Once again, Conn Iggulden has kept me up late, distracted at work, and spouting Roman marching commands in my sleep. Naughty author. Book 3 picks up right where Book 2 left off, with Julius Caesar in Gaul, conquering as far as he can see through battle and road building. Marcus Brutus is still his right-hand man, Octavian grows into a very capable horseman and soldier, and Marc Antony becomes a growing presence in Julius’s life. Back in Rome, Crassus and Pompey must match wits and resources with some less-than-savory rising powers of the city, Milo and Clodius.

So far in the series, I think this is the best novel. Iggulden switches smoothly between the two main locations, but also smoothly between the main characters, showing the rift building between Caesar and Brutus over years, the friendship growing between Marc Antony and Julius, the wrangling back and forth (with mutual respect) between Crassus, Caesar, and Pompey. I also like how the cultural arrogance of the Romans was captured: The mighty civilized Romans bringing trade, roads, light, and civilization to the heathen Gauls. Iggulden does this without passing a judgement on the rights or wrongs of the supposed moral superiority of the Romans, but simply telling it in context. The interactions with Vercingetorix, king of the Gauls, were true to form.

There’s plenty of action and intrigue to move this story forward, but it is well balanced with insights into the motivations of the characters and nuggets about life at that time. While there are few ladies and all of them secondary characters, Servilia (Brutus’s mother), Alexandria (the goldsmith), and Julia (Caesar’s daughter), they have full lives and depth of character.

What I Liked: Straight-forward writing; character-building; the way Caesar absorbed Gauls into his armies; Pompey and Crassus have to learn to rule Rome without Caesar; left in a bit of cliff-hanger (looking forward to next book).

What I Disliked: No main character women.

Emperor: The Death of Kings by Conn Iggulden

Why I Read It: Enjoyed the first book in series, love the time period.

Where I Got It: paperbackswap

Who I Recommend This To: Roman Empire fans, Julius Caesar aficionados

Publisher: Harper Collins (2004)

Length: 677 pages

Series: Emperor Book 2

Book 1 in this series was good, like a scoop of chocolate icecream. Book 2 is even better, like nutella on my icecream. At the end of Book 1, young Julius had to leave Rome as Sulla assumed complete control. Book 2 finds him on a ship patrolling for pirates and eventually Julius gets his ass stomped by a crew of swarthy sea bandits. Julius, his commanding officer, and a handful of other Roman soldiers are held for ransom, for months, in a cramped, dirty space. Yeah, that’s the sucky side to being in the Roman Navy.

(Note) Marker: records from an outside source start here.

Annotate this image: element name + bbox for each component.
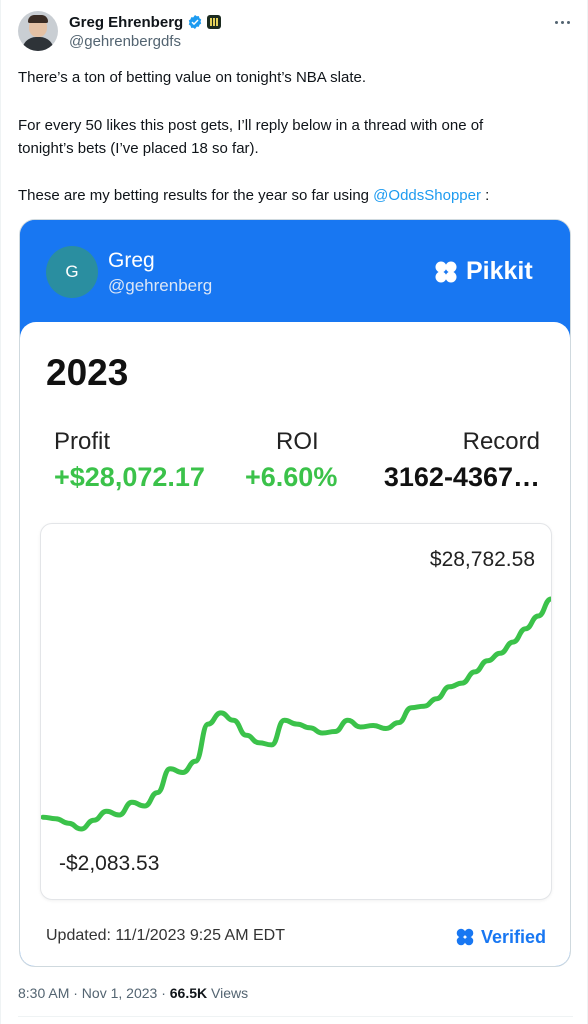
mention-link[interactable]: @OddsShopper <box>373 187 481 204</box>
card-header: G Greg @gehrenberg Pikkit <box>20 220 570 328</box>
author-handle[interactable]: @gehrenbergdfs <box>69 33 181 50</box>
card-handle: @gehrenberg <box>108 276 213 295</box>
profit-chart-svg <box>41 596 551 832</box>
tweet: Greg Ehrenberg @gehrenbergdfs There’s a … <box>0 0 588 1024</box>
pikkit-brand-name: Pikkit <box>466 257 533 285</box>
pikkit-card-image[interactable]: G Greg @gehrenberg Pikkit 2023 Profit +$… <box>19 219 571 967</box>
verified-badge-icon <box>189 15 202 29</box>
chart-min-label: -$2,083.53 <box>59 852 160 875</box>
author-avatar[interactable] <box>18 11 58 51</box>
pikkit-logo: Pikkit <box>432 257 533 286</box>
tweet-meta: 8:30 AM · Nov 1, 2023 · 66.5K Views <box>18 985 248 1001</box>
tweet-text-line: There’s a ton of betting value on tonigh… <box>18 69 367 86</box>
card-name: Greg <box>108 249 155 272</box>
year-title: 2023 <box>46 352 129 393</box>
verified-tag: Verified <box>454 926 546 948</box>
profit-chart: $28,782.58 -$2,083.53 <box>40 523 552 900</box>
affiliate-badge-icon[interactable] <box>207 15 222 29</box>
card-body: 2023 Profit +$28,072.17 ROI +6.60% Recor… <box>20 322 570 966</box>
divider <box>18 1016 573 1017</box>
roi-value: +6.60% <box>245 462 338 492</box>
record-value: 3162-4367… <box>383 462 540 492</box>
tweet-text: These are my betting results for the yea… <box>18 187 374 204</box>
author-display-name[interactable]: Greg Ehrenberg <box>69 14 183 31</box>
profit-line-series <box>41 596 551 832</box>
clover-icon <box>456 928 474 946</box>
tweet-timestamp[interactable]: 8:30 AM · Nov 1, 2023 · <box>18 985 170 1001</box>
chart-max-label: $28,782.58 <box>429 548 535 571</box>
author-name-row: Greg Ehrenberg <box>69 12 222 32</box>
updated-timestamp: Updated: 11/1/2023 9:25 AM EDT <box>46 927 285 944</box>
roi-label: ROI <box>276 428 319 455</box>
views-count: 66.5K <box>169 985 208 1001</box>
verified-label: Verified <box>480 926 546 947</box>
profit-label: Profit <box>54 428 111 455</box>
clover-icon <box>435 261 457 282</box>
tweet-text-line: These are my betting results for the yea… <box>18 186 573 206</box>
profit-value: +$28,072.17 <box>54 462 205 492</box>
tweet-text-line: tonight’s bets (I’ve placed 18 so far). <box>18 140 259 157</box>
tweet-text-line: For every 50 likes this post gets, I’ll … <box>18 117 484 134</box>
tweet-text: : <box>480 187 490 204</box>
card-avatar: G <box>46 246 98 298</box>
more-options-icon[interactable] <box>550 13 574 31</box>
record-label: Record <box>462 428 540 455</box>
views-label: Views <box>207 985 249 1001</box>
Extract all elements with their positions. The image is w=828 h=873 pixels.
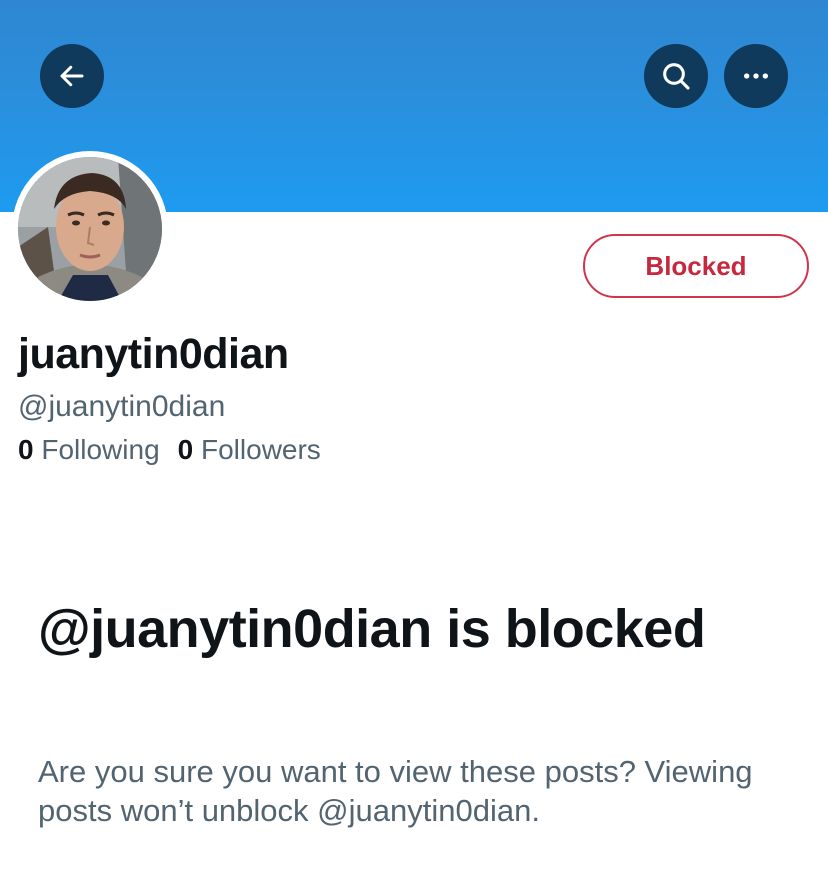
- following-label: Following: [41, 434, 160, 465]
- back-button[interactable]: [40, 44, 104, 108]
- avatar-photo: [18, 157, 162, 301]
- followers-label: Followers: [201, 434, 321, 465]
- blocked-button-label: Blocked: [645, 250, 747, 281]
- more-options-button[interactable]: [724, 44, 788, 108]
- following-stat[interactable]: 0 Following: [18, 434, 160, 466]
- blocked-notice-description: Are you sure you want to view these post…: [38, 754, 753, 828]
- search-icon: [663, 63, 690, 90]
- user-handle: @juanytin0dian: [18, 390, 226, 423]
- display-name: juanytin0dian: [18, 330, 289, 378]
- more-horizontal-icon: [744, 73, 768, 79]
- following-count: 0: [18, 434, 34, 465]
- avatar-frame[interactable]: [12, 151, 168, 307]
- search-button[interactable]: [644, 44, 708, 108]
- blocked-button[interactable]: Blocked: [583, 234, 809, 298]
- followers-count: 0: [177, 434, 194, 465]
- followers-stat[interactable]: 0 Followers: [178, 434, 321, 466]
- avatar[interactable]: [18, 157, 162, 301]
- follow-stats: 0 Following 0 Followers: [18, 434, 339, 466]
- blocked-notice-title: @juanytin0dian is blocked: [38, 599, 706, 659]
- arrow-left-icon: [60, 65, 84, 87]
- profile-page: Blocked juanytin0dian @juanytin0dian 0 F…: [0, 0, 828, 873]
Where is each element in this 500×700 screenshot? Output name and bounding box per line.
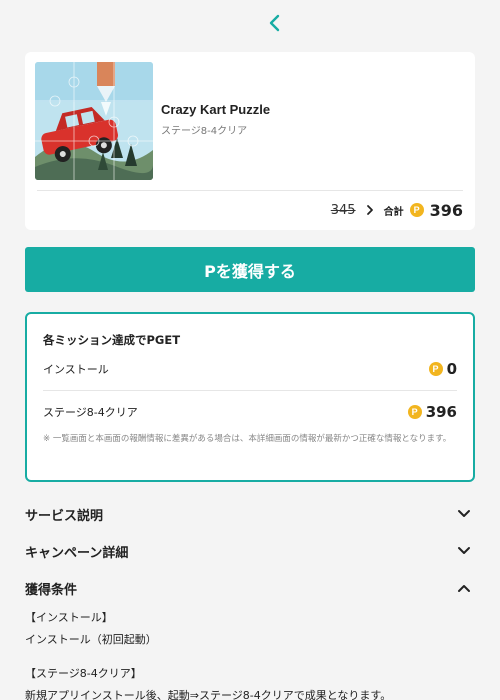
- section-title: サービス説明: [25, 508, 104, 524]
- coin-icon: P: [409, 203, 424, 217]
- coin-icon: P: [407, 405, 422, 419]
- app-title: Crazy Kart Puzzle: [161, 102, 271, 117]
- old-points: 345: [330, 202, 356, 218]
- condition-heading: 【インストール】: [25, 611, 113, 624]
- condition-heading: 【ステージ8-4クリア】: [25, 667, 142, 680]
- section-service-description[interactable]: サービス説明: [25, 504, 475, 524]
- chevron-right-icon: [366, 205, 373, 215]
- app-subtitle: ステージ8-4クリア: [161, 126, 248, 137]
- mission-points: 0: [446, 360, 457, 378]
- mission-row: ステージ8-4クリア P 396: [43, 401, 457, 423]
- chevron-left-icon: [269, 14, 280, 32]
- total-label: 合計: [383, 206, 404, 218]
- missions-heading: 各ミッション達成でPGET: [43, 333, 181, 347]
- total-points: 396: [429, 200, 463, 220]
- section-title: キャンペーン詳細: [25, 545, 129, 561]
- mission-row: インストール P 0: [43, 358, 457, 380]
- mission-name: ステージ8-4クリア: [43, 406, 138, 419]
- coin-icon: P: [428, 362, 443, 376]
- app-card[interactable]: Crazy Kart Puzzle ステージ8-4クリア 345 合計 P 39…: [25, 52, 475, 230]
- chevron-up-icon: [458, 585, 470, 592]
- divider: [37, 190, 463, 191]
- chevron-down-icon: [458, 510, 470, 517]
- mission-name: インストール: [43, 363, 109, 376]
- app-thumbnail: [35, 62, 153, 180]
- mission-points: 396: [425, 403, 457, 421]
- condition-text: 新規アプリインストール後、起動⇒ステージ8-4クリアで成果となります。: [25, 689, 392, 700]
- get-points-button[interactable]: Pを獲得する: [25, 247, 475, 292]
- back-button[interactable]: [262, 10, 288, 36]
- missions-note: ※ 一覧画面と本画面の報酬情報に差異がある場合は、本詳細画面の情報が最新かつ正確…: [43, 434, 452, 444]
- condition-text: インストール（初回起動）: [25, 633, 157, 646]
- missions-panel: 各ミッション達成でPGET インストール P 0 ステージ8-4クリア P 39…: [25, 312, 475, 482]
- section-campaign-details[interactable]: キャンペーン詳細: [25, 541, 475, 561]
- chevron-down-icon: [458, 547, 470, 554]
- section-acquisition-conditions[interactable]: 獲得条件: [25, 578, 475, 598]
- divider: [43, 390, 457, 391]
- section-title: 獲得条件: [25, 582, 78, 598]
- points-summary: 345 合計 P 396: [331, 200, 463, 220]
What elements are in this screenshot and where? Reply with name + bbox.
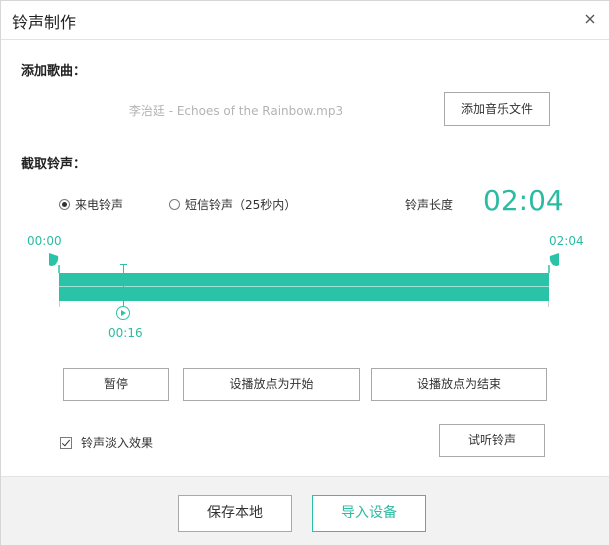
fade-in-label: 铃声淡入效果 <box>81 436 154 450</box>
playhead-line[interactable] <box>123 264 124 306</box>
radio-sms-indicator[interactable] <box>169 199 180 210</box>
title-bar: 铃声制作 <box>1 1 609 40</box>
ringtone-length-label: 铃声长度 <box>405 198 454 212</box>
footer-bar: 保存本地 导入设备 <box>1 476 609 545</box>
save-local-button[interactable]: 保存本地 <box>178 495 292 532</box>
ringtone-dialog: 铃声制作 添加歌曲： 李治廷 - Echoes of the Rainbow.m… <box>0 0 610 545</box>
radio-call-ringtone[interactable]: 来电铃声 <box>59 196 123 213</box>
track-tick-start <box>59 301 60 307</box>
play-icon[interactable] <box>116 306 130 320</box>
preview-ringtone-button[interactable]: 试听铃声 <box>439 424 545 457</box>
end-time: 02:04 <box>549 234 584 248</box>
start-time: 00:00 <box>27 234 62 248</box>
end-handle-icon[interactable] <box>547 251 561 273</box>
fade-in-checkbox[interactable]: 铃声淡入效果 <box>60 434 153 451</box>
radio-sms-ringtone[interactable]: 短信铃声（25秒内） <box>169 196 296 213</box>
clip-range-track[interactable] <box>59 273 549 301</box>
ringtone-length-value: 02:04 <box>483 184 564 217</box>
pause-button[interactable]: 暂停 <box>63 368 169 401</box>
play-time: 00:16 <box>108 326 143 340</box>
set-start-button[interactable]: 设播放点为开始 <box>183 368 360 401</box>
track-tick-end <box>548 301 549 307</box>
window-title: 铃声制作 <box>12 13 77 32</box>
clip-ringtone-label: 截取铃声： <box>21 157 87 172</box>
track-center-line <box>59 286 549 287</box>
radio-call-label: 来电铃声 <box>75 198 124 212</box>
start-handle-icon[interactable] <box>47 251 61 273</box>
set-end-button[interactable]: 设播放点为结束 <box>371 368 547 401</box>
radio-sms-label: 短信铃声（25秒内） <box>185 198 297 212</box>
file-name: 李治廷 - Echoes of the Rainbow.mp3 <box>128 104 344 118</box>
close-icon[interactable] <box>581 10 599 28</box>
radio-call-indicator[interactable] <box>59 199 70 210</box>
add-music-file-button[interactable]: 添加音乐文件 <box>444 92 550 126</box>
checkbox-check-icon[interactable] <box>60 436 72 449</box>
add-song-label: 添加歌曲： <box>21 64 87 79</box>
import-device-button[interactable]: 导入设备 <box>312 495 426 532</box>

Once free of the pirates, Julius and crew end up on the northern coast of Africa, with just the stinking, deteriorating clothes on their backs. through force of personality, Julius gathers up a ragtag army and goes pirate hunting. He eventually ends up in Greece, in time for Mithridates great final Grecian rebellion. After that, he returns to Rome for some political wrangling and assassinations. Spartacus’s slave rebellion follows that ups.

Julius Caesar lived in interesting times and he is still a young man at the end of this novel. In Book 1, I found Conn Iggulden‘s writing style compelling, yet simple. In Book 2, he has honed his story-telling ability to a riveting point, keeping me up far too late on a work night traipsing around with Caesar. I found myself reading 100-page chunks of this book at a time. Images from this book have stuck with me, such as Julius threatening the pirate captain, the formation of the Tenth legion after they suffered their punishment for cowardice in battle, his reunion with his wife Cornelia, Brutus’s blossoming relationship with his mother. I loved the juxtapositioning of Rome, a civilized, beautiful city, run by the shadowy side of politics versus the deadly open-field warfare in Greece.

What I Liked: tagging along as Brutus and Julius become men; reformation of Primegenia; the author’s version for the source of Caesar’s seizures; the factual descriptions of the Roman army in the field and on the march; the historical notes at the end of the book.

What I Disliked: The last 50 pages wrapped up several points in a hurry, and I wish the author had been given another 50 pages to flesh the ending out a bit.